Он не мог получить продукты по аттестату, все — на месяц вперед — получил в Алма-Ате и оставил отцу. Помощник коменданта, сидя в своей тыловой глубине, сердито-обиженно выдал капитану талоны на хлеб и пачку концентрата. Капитан узнал, что идти за ними надо довольно далеко, в самый конец станции, потом, выйдя в город, пересечь площадь. А на станции уже развернулась натуральная форма торговли. Военные меняли добытые в Алма-Ате орехи и сушеный виноград, а также кое-что из одежи, рукавицы, например, на самогон, торговались с мордовскими бабами, ссорились с ними, требуя дегустации. Там, где обрывался разбитый, грязный асфальт и не горел последний фонарь, стоял скотский поезд. Трое солдат и сержант в полушубках и валенках, всаженных в галоши, указывали военным, имеющим талоны: после третьего вагона следует свернуть налево, там выход на площадь. Внезапно половина стенки второго вагона отодвинулась, возник лаз, и капитан увидел молодую женщину в белом халате. Сержант помог ей спрыгнуть на землю, спросил:
— Что там, Зинка?
— Погоди, воздуху наберу. Преждевременные роды. Нашла чучмечка время. Но ведь они здоровые, как суки. Даром что до восьми месяцев не дождалась, а мальчик в порядке. Не помрет, так жить будет.

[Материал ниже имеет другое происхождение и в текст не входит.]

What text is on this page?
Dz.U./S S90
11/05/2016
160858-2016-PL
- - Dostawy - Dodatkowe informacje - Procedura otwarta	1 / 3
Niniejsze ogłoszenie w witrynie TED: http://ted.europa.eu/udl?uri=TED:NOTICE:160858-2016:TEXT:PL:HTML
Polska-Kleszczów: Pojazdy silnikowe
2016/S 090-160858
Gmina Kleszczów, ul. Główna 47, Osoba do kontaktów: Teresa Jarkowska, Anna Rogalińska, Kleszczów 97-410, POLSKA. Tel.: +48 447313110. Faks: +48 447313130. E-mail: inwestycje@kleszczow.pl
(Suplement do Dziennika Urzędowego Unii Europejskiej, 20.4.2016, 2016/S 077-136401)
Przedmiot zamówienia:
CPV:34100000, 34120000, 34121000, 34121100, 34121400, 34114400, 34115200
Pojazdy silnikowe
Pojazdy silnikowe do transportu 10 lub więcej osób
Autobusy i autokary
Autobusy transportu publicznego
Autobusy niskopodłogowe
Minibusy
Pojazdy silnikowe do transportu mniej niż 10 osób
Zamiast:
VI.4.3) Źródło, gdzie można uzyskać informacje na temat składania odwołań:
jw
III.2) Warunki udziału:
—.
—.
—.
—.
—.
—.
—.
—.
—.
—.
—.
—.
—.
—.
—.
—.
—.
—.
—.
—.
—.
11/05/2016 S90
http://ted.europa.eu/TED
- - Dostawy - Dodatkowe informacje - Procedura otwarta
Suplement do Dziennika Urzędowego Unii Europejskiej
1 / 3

— Кто эти люди? — спросил капитан, не надеясь получить ответ, понимая, какого рода войск эти солдаты. Но сержант, видимо, считал, что таинственность ни к чему:
— Не люди, товарищ капитан, а предатели, семьи власовцев. Можно сказать, оголтелые отщепенцы. С Кавказа вроде.
— Разрешите посмотреть?
— А чего, смотрите. Только недолго. Вам самому противно станет, дикие ведь, набздели, воши по ним бегают.
Капитан заглянул в лаз. Вагон, предназначенный для перевозки скота, был переоборудован для перевозки людей, но так, что людям было хуже, чем скоту: по обе стороны от узкого прохода были сделаны нары. Ни внизу, ни наверху люди не могли выпрямиться. Они скорчились в этом гноище, в грязи и вони. Былые пастухи стали отарами, гуртами. Беззубый старик в папахе, сидя на заплеванном, загаженном, с застывшими испражнениями, полу скотского вагона, жадно дышал воздухом, сыро и мглисто врывавшимся сквозь лаз. В углу слева кричал новорожденный. Женщины окружили роженицу. Давно не бритые мужчины молча, недвижно и грозно сидели на нарах. Их босые ноги были восковыми, как у мертвецов. "Подумать, на руках у матерей все это были розовые дети", — невпопад вспомнил капитан Анненского. Черты этих несчастных показались капитану странно знакомыми. Он сказал, наклоняясь к лазу:
— Салям алейкум. Хардан сиз? Ким сиз? Тавлар?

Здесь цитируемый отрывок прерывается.